I’m working on getting a book my dad wrote 25 years ago published, with the help of a much older high school alum I haven’t ever met in person, and the brother of our school’s most famous alum, John Badham - the director of Saturday Night Fever and War Games.
A week or so ago, I open up an email from an alum of my high school. While packing for an upcoming move, he ran across a letter from years before from my dad, requesting information for a book Dad was writing on the history of my high school. My father had been a teacher at the school when I was young; in fact, I grew up on the campus of this school, now considered one of the top private schools in the country. The alum wondered if the book had ever been published and through mutual friends, contacted me.

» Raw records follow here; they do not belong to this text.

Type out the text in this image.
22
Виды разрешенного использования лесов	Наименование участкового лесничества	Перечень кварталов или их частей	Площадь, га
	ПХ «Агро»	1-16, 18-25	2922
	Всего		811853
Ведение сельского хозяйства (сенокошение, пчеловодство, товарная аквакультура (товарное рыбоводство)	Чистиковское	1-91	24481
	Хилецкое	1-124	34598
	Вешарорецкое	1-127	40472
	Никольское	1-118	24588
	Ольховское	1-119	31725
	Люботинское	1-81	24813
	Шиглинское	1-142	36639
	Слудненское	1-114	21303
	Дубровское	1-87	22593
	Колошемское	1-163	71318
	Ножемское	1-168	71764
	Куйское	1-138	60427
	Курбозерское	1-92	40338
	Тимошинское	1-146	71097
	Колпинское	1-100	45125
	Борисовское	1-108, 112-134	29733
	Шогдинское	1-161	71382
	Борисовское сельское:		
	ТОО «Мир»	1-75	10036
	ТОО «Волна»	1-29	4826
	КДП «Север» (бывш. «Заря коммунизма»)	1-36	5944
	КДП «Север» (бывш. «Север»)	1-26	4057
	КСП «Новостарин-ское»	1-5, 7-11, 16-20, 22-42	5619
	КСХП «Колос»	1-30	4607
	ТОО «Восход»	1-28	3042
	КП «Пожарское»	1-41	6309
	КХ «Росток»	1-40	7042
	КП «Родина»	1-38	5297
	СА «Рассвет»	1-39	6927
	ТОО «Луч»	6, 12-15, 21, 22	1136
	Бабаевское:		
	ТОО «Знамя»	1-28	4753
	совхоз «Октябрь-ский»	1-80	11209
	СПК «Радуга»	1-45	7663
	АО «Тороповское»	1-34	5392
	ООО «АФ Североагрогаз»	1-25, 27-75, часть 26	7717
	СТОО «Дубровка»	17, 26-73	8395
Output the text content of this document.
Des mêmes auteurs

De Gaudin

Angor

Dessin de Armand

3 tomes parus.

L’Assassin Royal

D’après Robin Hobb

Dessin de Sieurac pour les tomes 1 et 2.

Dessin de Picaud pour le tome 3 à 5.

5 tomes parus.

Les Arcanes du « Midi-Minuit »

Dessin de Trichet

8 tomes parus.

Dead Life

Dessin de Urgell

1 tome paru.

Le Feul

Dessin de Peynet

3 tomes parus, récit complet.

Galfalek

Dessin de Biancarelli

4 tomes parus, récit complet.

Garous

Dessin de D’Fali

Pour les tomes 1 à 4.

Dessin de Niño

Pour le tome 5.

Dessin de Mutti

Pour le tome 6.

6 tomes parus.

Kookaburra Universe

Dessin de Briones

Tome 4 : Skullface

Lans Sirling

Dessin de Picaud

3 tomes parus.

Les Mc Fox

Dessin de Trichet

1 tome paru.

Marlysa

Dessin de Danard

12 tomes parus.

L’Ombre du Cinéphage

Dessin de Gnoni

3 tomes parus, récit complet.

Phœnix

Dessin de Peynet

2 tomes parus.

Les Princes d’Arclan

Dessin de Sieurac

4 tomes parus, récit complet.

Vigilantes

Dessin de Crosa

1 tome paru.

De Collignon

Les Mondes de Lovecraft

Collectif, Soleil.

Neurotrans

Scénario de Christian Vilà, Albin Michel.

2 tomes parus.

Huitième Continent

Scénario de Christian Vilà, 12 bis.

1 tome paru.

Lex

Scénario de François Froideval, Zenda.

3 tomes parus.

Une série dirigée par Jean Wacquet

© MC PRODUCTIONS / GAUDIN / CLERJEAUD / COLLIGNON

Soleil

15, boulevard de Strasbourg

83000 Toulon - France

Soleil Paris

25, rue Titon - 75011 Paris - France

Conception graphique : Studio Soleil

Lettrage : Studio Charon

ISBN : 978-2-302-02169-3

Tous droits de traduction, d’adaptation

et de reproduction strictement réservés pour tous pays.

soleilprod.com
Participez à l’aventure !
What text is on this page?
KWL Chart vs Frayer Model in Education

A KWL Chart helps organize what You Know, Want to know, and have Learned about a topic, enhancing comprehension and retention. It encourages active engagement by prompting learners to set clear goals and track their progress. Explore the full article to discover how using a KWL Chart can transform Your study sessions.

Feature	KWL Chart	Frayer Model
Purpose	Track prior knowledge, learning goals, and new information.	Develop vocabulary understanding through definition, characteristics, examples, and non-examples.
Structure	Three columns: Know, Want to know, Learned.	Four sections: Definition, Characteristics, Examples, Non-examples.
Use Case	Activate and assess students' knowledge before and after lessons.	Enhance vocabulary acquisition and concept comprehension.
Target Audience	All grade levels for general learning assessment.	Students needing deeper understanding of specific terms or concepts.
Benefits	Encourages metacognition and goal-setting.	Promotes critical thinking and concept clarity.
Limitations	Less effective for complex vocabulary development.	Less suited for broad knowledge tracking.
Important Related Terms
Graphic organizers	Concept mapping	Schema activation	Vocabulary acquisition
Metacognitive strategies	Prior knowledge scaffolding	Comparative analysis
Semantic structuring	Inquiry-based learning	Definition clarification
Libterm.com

For some reason, the whole round of emails is super friendly and it feels like I already know this guy, even at the same time I am learning that he is an accomplished doctor who has taught the history of medicine at an ivy league school, and his wife is a former dean at another ivy league school. They summer at their home in Italy and have an apartment on Central Park West. Yes, this is the type of person my school is famous for graduating, and I know a few people like this, but still it’s odd to me that he’s my new bestie.
We talk on the phone and it’s weird how much we have in common even though he is so much older than me. He has connections to publishers and he wants to help get the book published. He is also connected to the daughter of the headmaster at the time I was a kid - a woman who has been involved with some major fundraising efforts recently - and so has the ties to the school that we need to get their support.
I decided to get my hands on a draft of the book before I speak to my dad, because dad is fading, and he has never gotten through the publish process - not just because that’s a whole other skill set from writing, but also because I think my dad is not very open to the criticism that the process of getting published takes. And now, with him older, I’m not sure how he will take people taking over his baby, or whether he is capable of helping to finalize revisions, but I also think he is lonely and a project like this with people from the school he loved so much could be a lifeline.
I have never read the book, but I recall that dad had said he had completed it. I suspect that, like most of dad’s writing, it is technically beautifully written but missing in the emotional connection and page turning plot movements that make writing really compelling. I also know that the founding of the school involved breaking a very strange will, which I read when I was in school, and that it could be a story that has broader interest than just the alumni.
A little internet sleuthing leads me to find that a historian in Birmingham wrote an article for the local historical society several years back based on the manuscript. This is Tom, John Badham’s brother - not an alum of my school, but, apparently, a guy who just loves loves loves doing research. He recently helped rewrite a history book that is on its way to best seller status. Without much more information, he is volunteering to also help with the publishing process. His brother was on the board of the school for many years, so that connection is also valuable to the project.
And he found a draft!
So we are on our way and at any rate I’m meeting some cool people and getting into a fun project.